Google will limit third-party camera applications for security reasons on the Android 11 operating system
Third-Party Camera Apps will be limited by Android 11 OS – A change is being made to Android 11 by Google that will force apps that want to take photos or videos to use the phone’s built-in camera app – even if a user has made a different camera app, like OpenCamera, a standard choice for photos.
According to the Android engineering team, it was the right choice to protect users’ privacy and security, which they wrote on August 17, adding that each third-party camera app needs to be named explicitly, which calls the camera and which would be supported. Google’s reason for doing so is to prevent the user’s location from being tracked by evildoers.
This change is not drastic, the features of many cameras will still be the same. In this way, it is mirrored how the camera works on the iPhone. Alternative standards for third-party applications are allowed this year by Apple only for email and browser applications.
According to the two most popular developers of the third-party camera app, who said in a report that this move from Google is a disgrace. Business can be affected when third-party applications are given a low priority, according to one of the developers.
To understand what is being changed, what remains the same needs to be explained.
- A third-party camera app can still be opened and used directly when the icon is tapped on the home screen.
- Photos can still be taken with cameras in popular apps like Snapchat, TikTok, and Instagram.
- The power button can still be pressed twice (or similar shortcuts) to launch the camera application, based on the choice, which is confirmed by Google.
- The chosen camera application can still be started by the applications; photos and videos cannot be imported that way.
What’s changing: if the camera app needs to be used by Android apps – instead of roasting in its own camera app, it will be redirected to the phone’s built-in camera app instead of allowing the user to choose.
Now, the user’s location cannot be called home by the app. Its guidance was updated to developers by Google to explain what it is about, the company’s concern is with applications where photos can be requested so that the location can be tracked. When a photo is taken by a user: geotagging with the GPS coordinates, it occurs where the photo is taken by the user and that photo can be stolen by a non-camera application in a camera application, even if the location permission is not granted by the original application.

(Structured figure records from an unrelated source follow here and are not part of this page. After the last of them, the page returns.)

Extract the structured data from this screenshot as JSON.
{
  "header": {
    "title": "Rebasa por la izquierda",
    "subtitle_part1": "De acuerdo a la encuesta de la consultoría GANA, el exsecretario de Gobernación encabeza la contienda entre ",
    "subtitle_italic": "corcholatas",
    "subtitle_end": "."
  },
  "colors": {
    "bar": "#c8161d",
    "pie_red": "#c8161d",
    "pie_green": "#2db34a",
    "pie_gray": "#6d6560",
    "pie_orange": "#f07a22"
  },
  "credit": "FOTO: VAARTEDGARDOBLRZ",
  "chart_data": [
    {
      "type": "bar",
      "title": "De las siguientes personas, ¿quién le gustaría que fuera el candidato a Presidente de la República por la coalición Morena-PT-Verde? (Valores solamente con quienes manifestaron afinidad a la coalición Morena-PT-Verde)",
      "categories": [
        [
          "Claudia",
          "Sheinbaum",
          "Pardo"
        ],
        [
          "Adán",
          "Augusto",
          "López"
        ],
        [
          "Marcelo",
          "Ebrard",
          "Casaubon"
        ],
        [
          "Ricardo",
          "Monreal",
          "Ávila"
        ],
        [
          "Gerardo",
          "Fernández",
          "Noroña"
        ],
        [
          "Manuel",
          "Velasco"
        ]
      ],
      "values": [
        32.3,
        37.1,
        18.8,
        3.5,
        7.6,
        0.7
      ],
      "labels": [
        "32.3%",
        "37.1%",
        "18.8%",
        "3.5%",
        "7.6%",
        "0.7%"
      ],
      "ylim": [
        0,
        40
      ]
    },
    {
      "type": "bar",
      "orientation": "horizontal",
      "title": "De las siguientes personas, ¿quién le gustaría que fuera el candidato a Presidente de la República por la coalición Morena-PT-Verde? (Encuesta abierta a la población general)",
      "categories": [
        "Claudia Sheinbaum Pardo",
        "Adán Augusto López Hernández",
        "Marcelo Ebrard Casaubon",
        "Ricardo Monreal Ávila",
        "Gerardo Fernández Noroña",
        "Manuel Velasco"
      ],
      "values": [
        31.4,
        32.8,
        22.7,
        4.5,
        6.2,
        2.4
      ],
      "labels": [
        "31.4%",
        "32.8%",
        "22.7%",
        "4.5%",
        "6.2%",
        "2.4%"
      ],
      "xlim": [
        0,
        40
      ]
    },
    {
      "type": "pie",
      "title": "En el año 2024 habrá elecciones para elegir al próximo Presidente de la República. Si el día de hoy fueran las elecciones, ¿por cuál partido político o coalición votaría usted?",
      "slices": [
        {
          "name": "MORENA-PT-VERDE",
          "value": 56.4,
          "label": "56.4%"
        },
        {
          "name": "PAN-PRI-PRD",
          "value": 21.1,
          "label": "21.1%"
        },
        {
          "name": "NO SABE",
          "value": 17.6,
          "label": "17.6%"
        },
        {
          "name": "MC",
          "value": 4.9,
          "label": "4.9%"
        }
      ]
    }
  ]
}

In 2019, GPS coordinates were collected from EXIF metadata by Shutterfly, for which it was accused and different tactics were tried by other apps to bypass Android’s permission system.
Originally, the author of the Android programming book, Mark Murphy, was so surprised by the new behavior that it was sent as a bug to Android engineers for confirming that it had been “intentional behavior”.
Before further explanation from Google, some of the biggest third-party application developers were asked about the change. According to the Camera FV-5 developer over 10 million downloads, this is the last battle that third-party camera application developers are facing, currently how to access the full complement of lenses or sophisticated features that are built into the New flashy phone for alternative apps is being allowed by OEMs like Samsung.
The application and third party applications will definitely be affected by the application, as visibility will be reduced and unnecessary friction will be added for the user who wants the third party application to be used, according to the FV-5 Camera developer, Flavio Gonzalez. In addition, Google’s workaround “made no sense”, according to the developer, since it is unlikely to be taken care of by most application developers in building support for third-party camera applications, similar to this one.
The restriction is no big deal, according to Footej Camera co-founder Stratos Karafotis. Furthermore, Google’s workaround made no sense to him. His favorite camera apps can still be used by his users, and he expects users to get used to it.
In the meantime, OpenCamera founder Mark Harman, a developer with over 10 million downloads, expects the camera app of his choice to be chosen directly by users on the Android home screen, rather than relying on the intention of another app. Unfortunately, this limits third-party camera apps and means that the built-in camera app cannot be completely replaced by that. It is a pity, in Mark Harman’s opinion, to take people’s choice. But, he didn’t seem concerned, earlier this week.
There is a curiosity as to whether Google needed to go this far. Why are not only bad camera apps repressed, those that share EXIF metadata, instead of repressing them all? Or developing an API to perhaps extract EXIF data? Why are the camera apps from Google, Samsung, Huawei, and Xiaomi more reliable than other apps from the Play Store? It may be another security or competition that Google is facing, but according to the search giant, the reason is to protect EXIF location metadata against abuse.
There is another initiative designed by Google to bring desirable features like Night Mode in the future to more camera applications, with OEMs like Samsung, LG, Oppo, Xiaomi, and Motorola being at least partially on board. ‘CameraX’ is its name, and perhaps third-party applications will feel more thirsty than the first in the future. Let’s see if the Android phone manufacturers are willing to borrow the most interesting camera features.